Основные философские сочинения Марселя: «Экзистенция и объективность» (1926), «Метафизический дневник» (1927), «Полагание онтологического таинства и конкретные подходы к нему» (1933), «Бытие и обладание» (рус. пер.: «Быть и иметь») (1935), «От отказа к призыву» (1940), «Homo viator» (1945), «Экзистенция и свобода человека у Ж.-П.Сартра» (1946), «Метафизика Ройса» (1947), «Таинство бытия» (1951), «Люди против человеческого» (1951), «Человек, ставший проблемой» (1951), «Присутствие и бессмертие» (1959), «Опыт конкретной философии» (1967), «К трагической мудрости и за ее пределы» (1968)
и др. Кроме того, им были написаны пьесы: «Замок на песке» (1913), «Человек Божий» (1923), «Иконоборец» (1924), «Смерть назавтра» (1931), «Расколотый мир» (1933) и др.
Габриэль Марсель — крупнейший представитель современного экзистенциализма, его теистического направления. На философском Конгрессе в Риме в 1946 г. его взгляды были определены как «христианский экзистенциализм». Сначала Марсель согласился с такой оценкой, однако в дальнейшем его ученик Жозеф Шеню предложил другое определение — «неосократизм» [см.: 10. С. 182, 185]. Возможно, что импульс для перемены названия был дан энцикликой папы Пия XII «Humani generis» (1950 г.), осудившей экзистенциализм. Иногда его учение также называют «христианским неосократизмом», «религиозным экзистенциализмом» [см.: 1. С. 343—344], «католическим персонализмом» [см.: 5. С. 132].

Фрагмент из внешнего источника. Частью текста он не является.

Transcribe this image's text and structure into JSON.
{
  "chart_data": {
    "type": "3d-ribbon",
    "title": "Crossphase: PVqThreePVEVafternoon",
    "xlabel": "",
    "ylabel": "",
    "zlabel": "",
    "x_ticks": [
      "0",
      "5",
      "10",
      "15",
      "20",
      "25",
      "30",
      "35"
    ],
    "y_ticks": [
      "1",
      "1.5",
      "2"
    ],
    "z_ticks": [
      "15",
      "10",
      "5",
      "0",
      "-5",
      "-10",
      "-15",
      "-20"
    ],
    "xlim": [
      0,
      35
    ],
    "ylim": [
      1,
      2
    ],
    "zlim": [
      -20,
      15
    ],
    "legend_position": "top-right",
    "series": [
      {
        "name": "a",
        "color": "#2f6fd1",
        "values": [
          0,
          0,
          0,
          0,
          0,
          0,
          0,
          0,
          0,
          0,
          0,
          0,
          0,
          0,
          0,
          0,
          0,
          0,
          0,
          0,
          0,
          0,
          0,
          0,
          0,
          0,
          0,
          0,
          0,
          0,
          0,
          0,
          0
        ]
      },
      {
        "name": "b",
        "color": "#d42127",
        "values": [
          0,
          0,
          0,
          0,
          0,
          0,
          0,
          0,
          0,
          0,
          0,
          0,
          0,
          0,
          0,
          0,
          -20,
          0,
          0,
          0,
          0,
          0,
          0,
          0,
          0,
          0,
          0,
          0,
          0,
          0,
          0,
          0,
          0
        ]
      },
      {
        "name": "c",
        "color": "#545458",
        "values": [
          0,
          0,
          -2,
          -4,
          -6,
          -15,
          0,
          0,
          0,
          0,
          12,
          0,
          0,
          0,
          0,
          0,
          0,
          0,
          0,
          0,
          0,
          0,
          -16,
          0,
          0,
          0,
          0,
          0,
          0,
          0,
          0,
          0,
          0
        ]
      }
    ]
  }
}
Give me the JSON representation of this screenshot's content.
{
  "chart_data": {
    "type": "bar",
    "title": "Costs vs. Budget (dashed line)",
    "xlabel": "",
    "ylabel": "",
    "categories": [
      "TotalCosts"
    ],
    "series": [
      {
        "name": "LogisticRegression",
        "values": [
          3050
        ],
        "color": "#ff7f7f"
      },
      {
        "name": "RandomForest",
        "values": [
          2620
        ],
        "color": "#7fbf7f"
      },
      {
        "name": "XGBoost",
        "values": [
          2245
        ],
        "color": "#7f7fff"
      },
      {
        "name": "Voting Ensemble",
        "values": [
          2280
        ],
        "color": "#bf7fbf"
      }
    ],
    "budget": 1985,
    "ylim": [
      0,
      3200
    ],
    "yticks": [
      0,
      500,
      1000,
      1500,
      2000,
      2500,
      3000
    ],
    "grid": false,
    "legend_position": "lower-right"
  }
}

Сочинения Марселя состоят из соединенных воедино фрагментарных размышлений, дневниковых записей, констатаций собственных переживаний, зарисовок душевной жизни других людей. И это не просто стилистическая особенность, такой характер изложения обусловлен фундаментальными принципами экзистенциального философствования. Он связан, прежде всего, с традиционной для христианских мыслителей формой исповеди, откровенным раскрытием сомнений и метаний мысли на пути к Богу. Цель исповеди — передать интимную жизнь мысли, ее подлинную экзистенцию, которая сегодня — совсем другая, нежели вчера или завтра.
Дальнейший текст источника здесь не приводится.